Дед до конца жизни добивался отмены приговора, снятия запрета носить военную форму и хотел вернуть офицерское звание. Писал письма в Москву, ездил на встречи ветеранов. Все напрасно. Работая в сельсовете, на печатной машинке набрал свои воспоминания. После его смерти больше 20 печатных листов и переписок с однополчанами хранил мой отец. Потом они перешли ко мне.
С детства дед мечтал о кавалерии. Учился в кавалерийском военном училище. Пишет, что новички, когда впервые тренировались на скаку рубить саблей, нередко отрезали коням уха. Та кавалерия в советском войске отживала свое. В 1937 году училище становится артиллерийским. "Кто не переходит в артиллерию — считается дезертиром. А я еще со школы так не любил математику", — пишет дед. Их передислоцируют в Киев, на Соломенку.
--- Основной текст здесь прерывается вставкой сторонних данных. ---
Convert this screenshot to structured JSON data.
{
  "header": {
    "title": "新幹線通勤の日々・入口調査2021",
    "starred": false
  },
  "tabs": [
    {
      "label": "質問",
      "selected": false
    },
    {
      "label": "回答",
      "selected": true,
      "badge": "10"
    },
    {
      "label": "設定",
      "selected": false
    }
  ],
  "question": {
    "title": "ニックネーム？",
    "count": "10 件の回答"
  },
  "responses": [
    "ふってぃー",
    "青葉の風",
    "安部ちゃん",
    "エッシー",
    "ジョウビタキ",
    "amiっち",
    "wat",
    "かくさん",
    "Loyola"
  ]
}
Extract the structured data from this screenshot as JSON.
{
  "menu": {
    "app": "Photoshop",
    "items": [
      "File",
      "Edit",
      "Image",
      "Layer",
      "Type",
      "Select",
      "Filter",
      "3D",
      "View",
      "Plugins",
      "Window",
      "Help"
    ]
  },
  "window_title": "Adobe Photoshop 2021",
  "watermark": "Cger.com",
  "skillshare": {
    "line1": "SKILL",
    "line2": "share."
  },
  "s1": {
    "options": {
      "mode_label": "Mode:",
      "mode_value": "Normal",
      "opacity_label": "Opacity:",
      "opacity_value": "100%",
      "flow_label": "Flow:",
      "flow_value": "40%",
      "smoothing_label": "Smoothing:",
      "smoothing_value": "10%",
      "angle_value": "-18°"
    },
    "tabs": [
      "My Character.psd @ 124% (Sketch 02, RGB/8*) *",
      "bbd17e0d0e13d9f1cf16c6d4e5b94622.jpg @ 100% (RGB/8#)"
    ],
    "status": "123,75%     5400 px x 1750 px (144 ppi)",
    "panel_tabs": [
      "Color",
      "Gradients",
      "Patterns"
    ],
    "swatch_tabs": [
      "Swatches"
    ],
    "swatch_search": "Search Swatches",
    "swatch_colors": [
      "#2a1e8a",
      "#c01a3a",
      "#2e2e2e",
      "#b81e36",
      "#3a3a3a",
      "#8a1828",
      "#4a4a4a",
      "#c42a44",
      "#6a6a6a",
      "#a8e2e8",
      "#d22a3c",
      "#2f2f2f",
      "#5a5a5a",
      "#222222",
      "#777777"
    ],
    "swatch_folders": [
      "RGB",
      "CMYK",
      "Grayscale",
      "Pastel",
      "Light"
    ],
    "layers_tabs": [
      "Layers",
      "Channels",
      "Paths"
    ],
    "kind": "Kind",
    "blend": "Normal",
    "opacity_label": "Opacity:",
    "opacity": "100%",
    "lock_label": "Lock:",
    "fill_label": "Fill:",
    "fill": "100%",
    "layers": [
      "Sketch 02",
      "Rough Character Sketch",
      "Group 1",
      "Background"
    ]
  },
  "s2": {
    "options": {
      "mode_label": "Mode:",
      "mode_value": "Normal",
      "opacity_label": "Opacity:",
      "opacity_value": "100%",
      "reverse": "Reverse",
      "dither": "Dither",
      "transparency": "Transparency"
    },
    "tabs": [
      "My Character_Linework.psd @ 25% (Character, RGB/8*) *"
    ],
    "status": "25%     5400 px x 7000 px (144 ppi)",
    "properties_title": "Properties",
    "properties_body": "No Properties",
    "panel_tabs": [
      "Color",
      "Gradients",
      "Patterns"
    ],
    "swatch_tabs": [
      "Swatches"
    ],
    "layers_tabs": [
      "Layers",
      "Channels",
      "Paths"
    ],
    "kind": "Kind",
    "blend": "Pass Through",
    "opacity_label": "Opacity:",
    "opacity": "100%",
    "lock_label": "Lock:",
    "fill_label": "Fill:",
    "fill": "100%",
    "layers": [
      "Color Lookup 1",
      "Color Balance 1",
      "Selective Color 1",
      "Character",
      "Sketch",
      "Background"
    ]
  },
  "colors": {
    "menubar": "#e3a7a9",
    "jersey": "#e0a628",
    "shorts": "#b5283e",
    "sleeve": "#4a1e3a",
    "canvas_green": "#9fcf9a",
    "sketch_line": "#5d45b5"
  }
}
Весной 1941-го старший лейтенант Василий Крайний принял командование батареей. С ней и начал войну. 26 июня их дивизия маршем двинулась на фронт: "В один вечер наш легкий артиллерийский полк подхватили машины (мы были на конной тяге, в пушку впрягали 6 коней) и отвезли нас на левый берег Днепра. Мне было приказано занять позицию в 2 км от реки напротив Жлобина. Город находился в руках у немцев. Было видно, как утром они выходили умываться на Днепр. Моя батарея вела огонь по жлобинско й водонапорной башне и по церкви, где, по данным разведки, были немецкие наблюдательные пункты".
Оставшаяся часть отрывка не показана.